I was raised to be quiet. My father often said "children should be seen and not heard" when things got unruly amongst my brothers and myself. In the car, we played the "quiet game," a contest to see who could go the longest without talking, and mom frequently requested her "peace and quiet." It's not that surprising that as an adult, I can't stand excessive noise. I prefer soft music, won't turn on the television for "background," and I hate it when there's a child demanding the audio attention of everyone with a screaming ear shot.
This past weekend I had a friend over who is mom of three. She commented to me about how it quiet it is here; that she is used to the constant chatter of her boys and rarely hears herself breathe. Until that conversation yesterday, it hadn't occurred to me that I have been taking my silence for granted. I'm used to hearing my breath, the swish sound a tissue makes when you pull it from the box, and now, the sounds of my fingers clicking on the keyboard. I can even hear the dog breathing as he naps at my feet.

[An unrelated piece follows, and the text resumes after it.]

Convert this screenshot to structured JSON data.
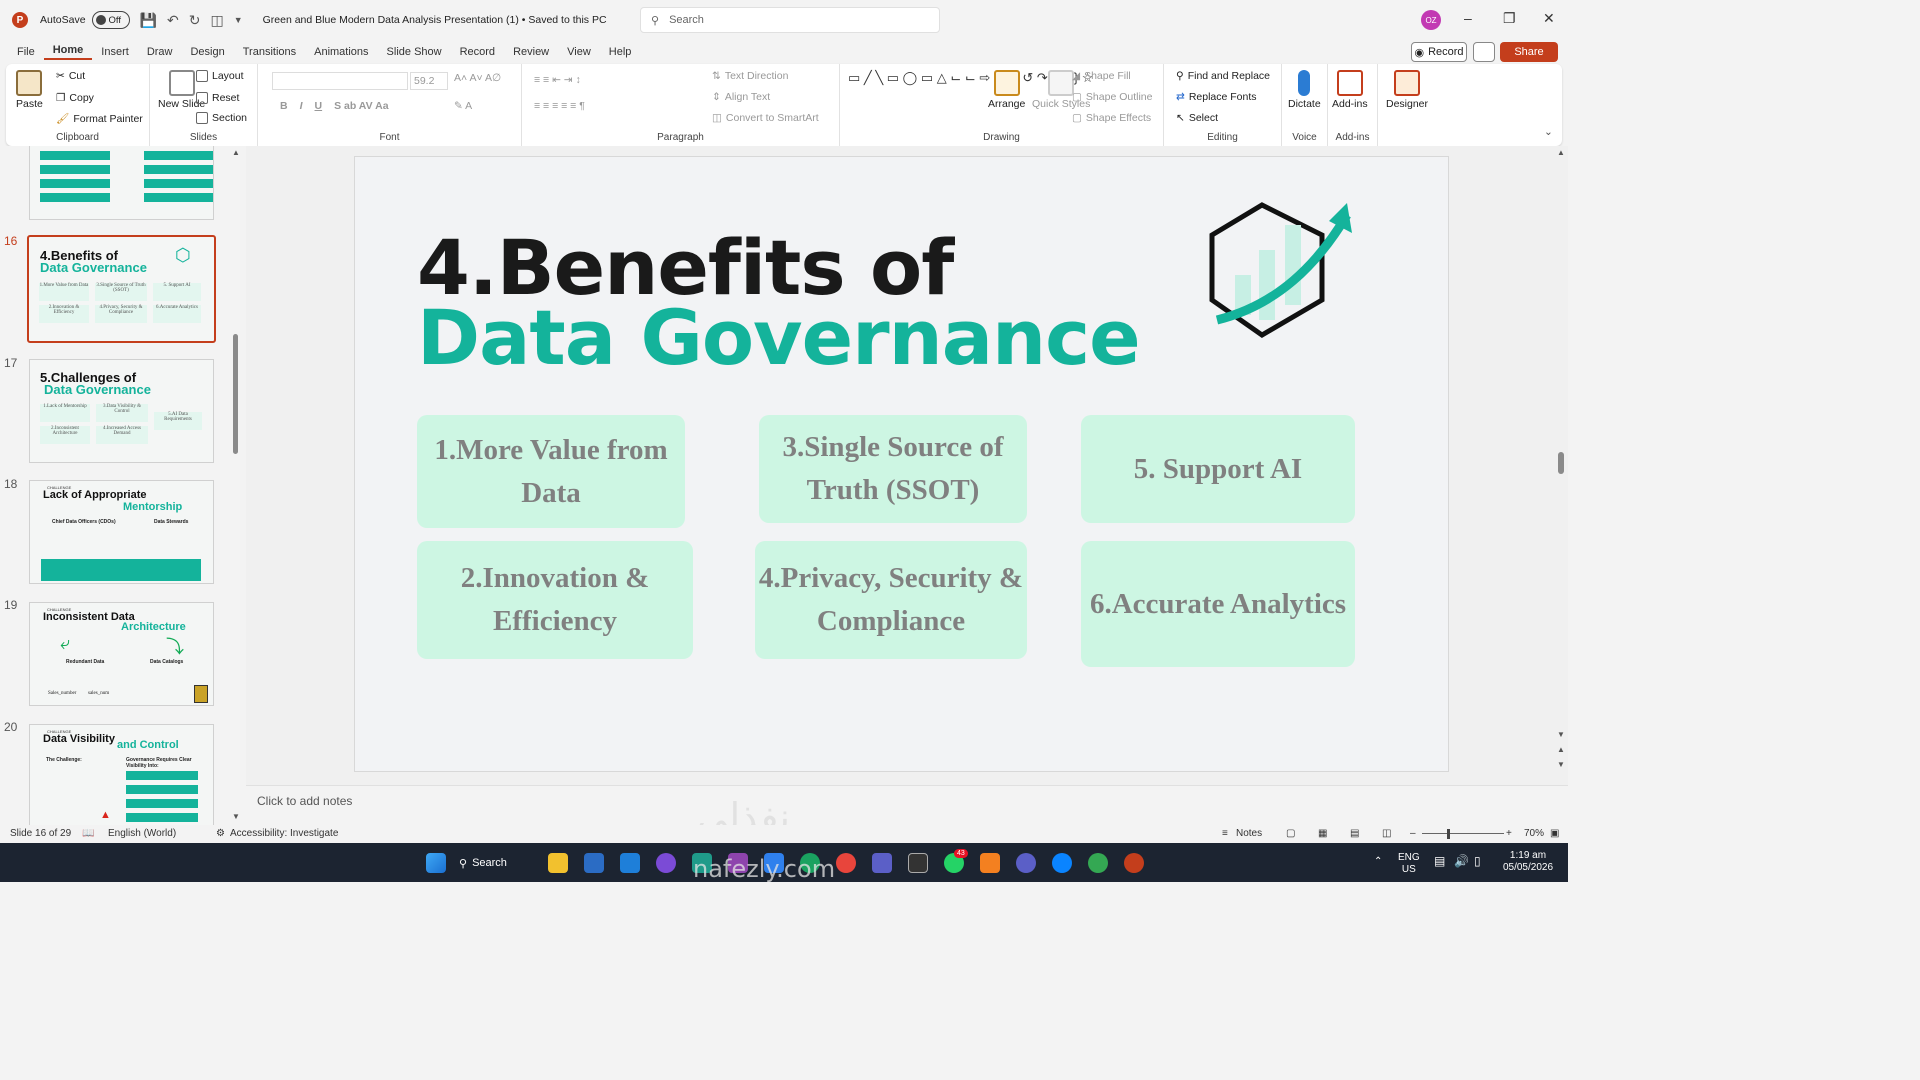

The only real noise I have to cope with is that of my own thoughts. My brain is constantly rattling with what I'm doing now or what I'm about to do or what needs to be done (in T'ai Chi, we refer to this as our monkey brains). Sometimes my mind is so loud ideas sneak by with barely an acknowledgement and have no opportunity to see the light of day. On occasion, they get snagged like a lobster in a trap, and become something, like a blog entry or new meal or a flower garden. In dealing with my noisy mind, I have learned to do things (such as T'ai Chi or a long run without thumping music) to clear out the chatter and invite in the ideas. Those activities tend to wipe my mind clean like a black board, giving space for ideas to come forward and grow. It is usually shortly after these activities that I am able to write or begin a project, as my mind is free of the traffic jam of thoughts everyday life insists upon.
My friend's observation of my silence helped me appreciate it and the fact that I am able to control most of the noise in my home environment. The only racket I have to deal with is by my own personal choice, and I feel lucky to have life where that is possible.